In der Zeit vom Herbst 2001 bis Februar 2002 interessierte ich mich besonders für die Andromedagalaxie M 31. In dieser Zeit trug ich viele Informationen und Bilder aus dem Internet zusammen. Aus den gesammelten Informationen erstellte ich eine schon recht umfangreiche Beschreibung von M 31.

Die Andromedagalaxie M 31 ist die uns am nächsten gelegene Galaxie, wenn man von einigen kleineren Begleitgalaxien des Milchstraßensystems einmal absieht (z. B. die beiden Magellanschen Wolken). M 31 ist 2,5 Millionen Lichtjahre von uns entfernt. Genau wie unser Milchstraßensystem ist M 31 eine flache Scheibe mit spiralförmiger Struktur die aus unzähligen Sternen besteht.
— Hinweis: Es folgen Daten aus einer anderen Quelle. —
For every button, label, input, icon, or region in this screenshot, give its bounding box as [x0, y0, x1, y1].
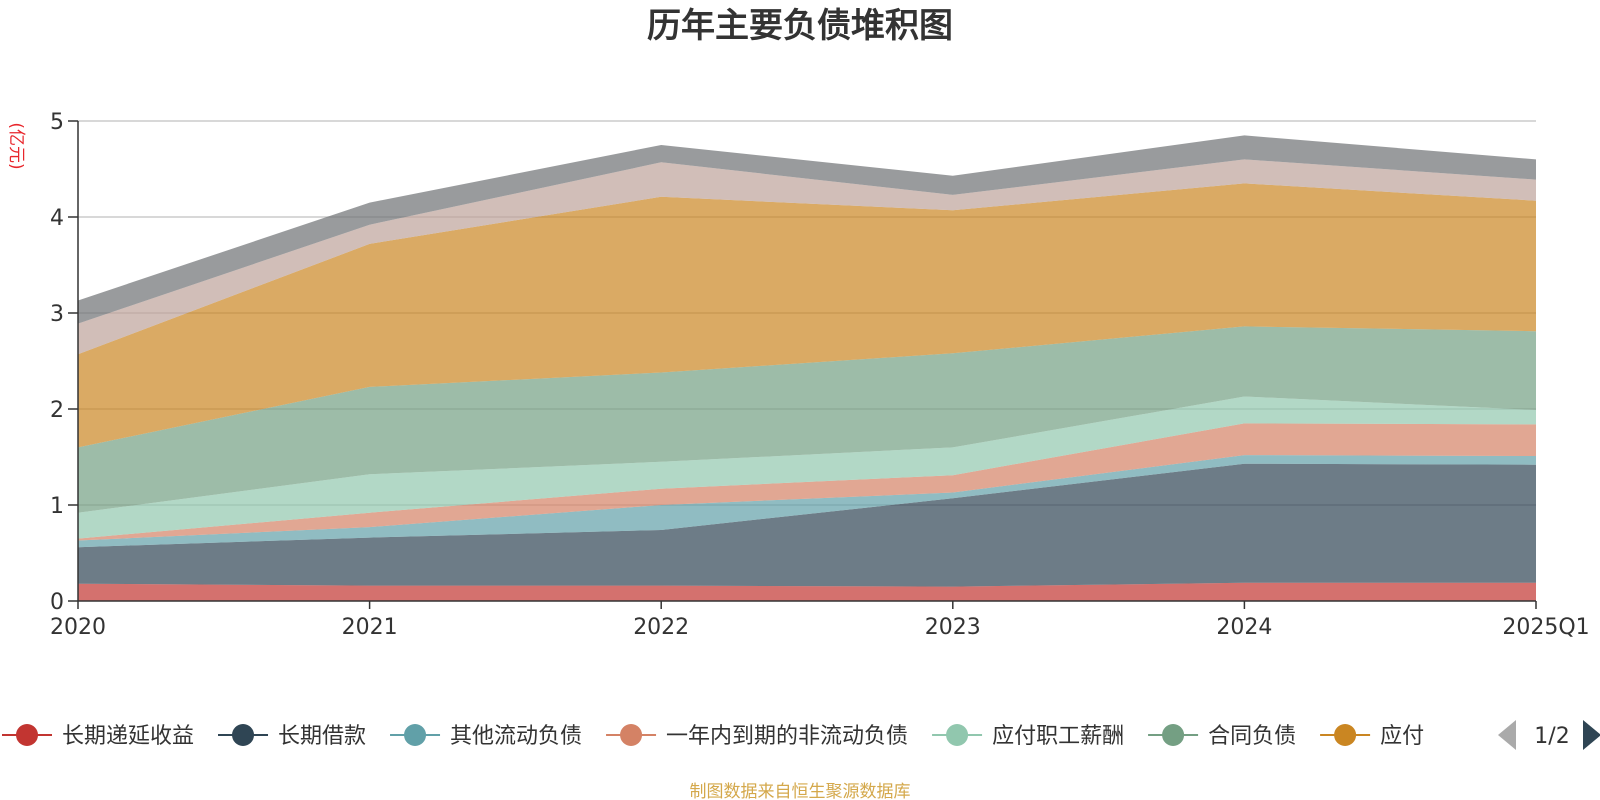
area-series-1 — [78, 463, 1536, 587]
x-tick-label: 2021 — [342, 615, 398, 640]
legend-marker-icon — [16, 724, 38, 746]
y-tick-label: 1 — [50, 494, 64, 519]
legend-marker-icon — [1334, 724, 1357, 746]
legend-marker-icon — [620, 724, 643, 746]
y-axis-ticks: 0 1 2 3 4 5 — [50, 110, 78, 615]
y-tick-label: 5 — [50, 110, 64, 135]
y-axis-unit: (亿元) — [6, 122, 26, 169]
legend-item[interactable]: 应付职工薪酬 — [932, 724, 1124, 749]
legend-label: 长期借款 — [278, 724, 366, 749]
area-series-7 — [78, 159, 1536, 355]
y-tick-label: 4 — [50, 206, 64, 231]
area-series-5 — [78, 326, 1536, 513]
legend-prev-arrow-icon[interactable] — [1498, 720, 1516, 750]
stacked-areas — [78, 135, 1536, 601]
x-tick-label: 2020 — [50, 615, 106, 640]
axes — [77, 121, 1536, 602]
legend-marker-icon — [232, 724, 255, 746]
legend-label: 应付 — [1380, 724, 1424, 749]
legend-marker-icon — [404, 724, 427, 746]
y-tick-label: 3 — [50, 302, 64, 327]
x-tick-label: 2024 — [1216, 615, 1272, 640]
x-axis-ticks: 2020 2021 2022 2023 2024 2025Q1 — [50, 601, 1590, 640]
legend-next-arrow-icon[interactable] — [1583, 720, 1600, 750]
y-tick-label: 0 — [50, 590, 64, 615]
legend-label: 长期递延收益 — [62, 724, 194, 749]
legend-pager: 1/2 — [1498, 720, 1600, 750]
x-tick-label: 2025Q1 — [1502, 615, 1589, 640]
x-tick-label: 2022 — [633, 615, 689, 640]
legend-item[interactable]: 一年内到期的非流动负债 — [606, 724, 908, 749]
x-tick-label: 2023 — [925, 615, 981, 640]
chart-title: 历年主要负债堆积图 — [647, 6, 953, 46]
area-series-6 — [78, 183, 1536, 448]
legend-label: 一年内到期的非流动负债 — [666, 724, 908, 749]
legend-item[interactable]: 长期递延收益 — [2, 724, 194, 749]
area-series-8 — [78, 135, 1536, 324]
y-tick-label: 2 — [50, 398, 64, 423]
legend-marker-icon — [1162, 724, 1185, 746]
legend-label: 其他流动负债 — [450, 724, 582, 749]
legend-item[interactable]: 长期借款 — [218, 724, 366, 749]
area-series-0 — [78, 582, 1536, 601]
data-source-note: 制图数据来自恒生聚源数据库 — [690, 782, 911, 800]
legend-label: 应付职工薪酬 — [992, 724, 1124, 749]
legend-page-indicator: 1/2 — [1534, 724, 1569, 749]
legend-marker-icon — [946, 724, 969, 746]
area-series-4 — [78, 396, 1536, 539]
legend-label: 合同负债 — [1208, 724, 1296, 749]
legend-item[interactable]: 其他流动负债 — [390, 724, 582, 749]
legend-item[interactable]: 应付 — [1320, 724, 1424, 749]
legend-item[interactable]: 合同负债 — [1148, 724, 1296, 749]
legend: 长期递延收益 长期借款 其他流动负债 一年内到期的非流动负债 应付职工薪酬 合同负债 应付 — [2, 724, 1424, 749]
area-series-2 — [78, 455, 1536, 548]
Der Durchmesser dieser Scheibe beträgt etwa 250.000 Lichtjahre; damit ist die Andromedagalaxie fast doppelt so groß wie unser Milchstraßensystem mit 130.000 Lichtjahren Durchmesser!

Während in unserer Milchstraßensystem etwa 200 Milliarden Sterne vereint sind, wird die Anzahl aller Sterne in der Andromedagalaxie auf etwa 1 Billion geschätzt.

Die Andromedagalaxie erscheint uns unter einem flachen Winkel von etwa 12 Grad. Daher sehen wir sie mehr von der Seite und die Spiralarme sind kaum zu erkennen. Stattdessen kann man einige der dunklen Staubbänder sehen.


m31.jpg

Die Andromedagalaxie M 31
Ausschnitt aus dem POSS (180 x 180′)
Quelle: Digitized Sky Survey


Wie alle Spiralagalaxien hat auch die Andromedagalaxie im Zentrum eine rundliche Verdickung - den sogenannten Bulge - der überwiegend aus roten und alten Sternen besteht, sowie eine ausgedehnte Scheibe aus Gas und Staub und zahllosen Sternen.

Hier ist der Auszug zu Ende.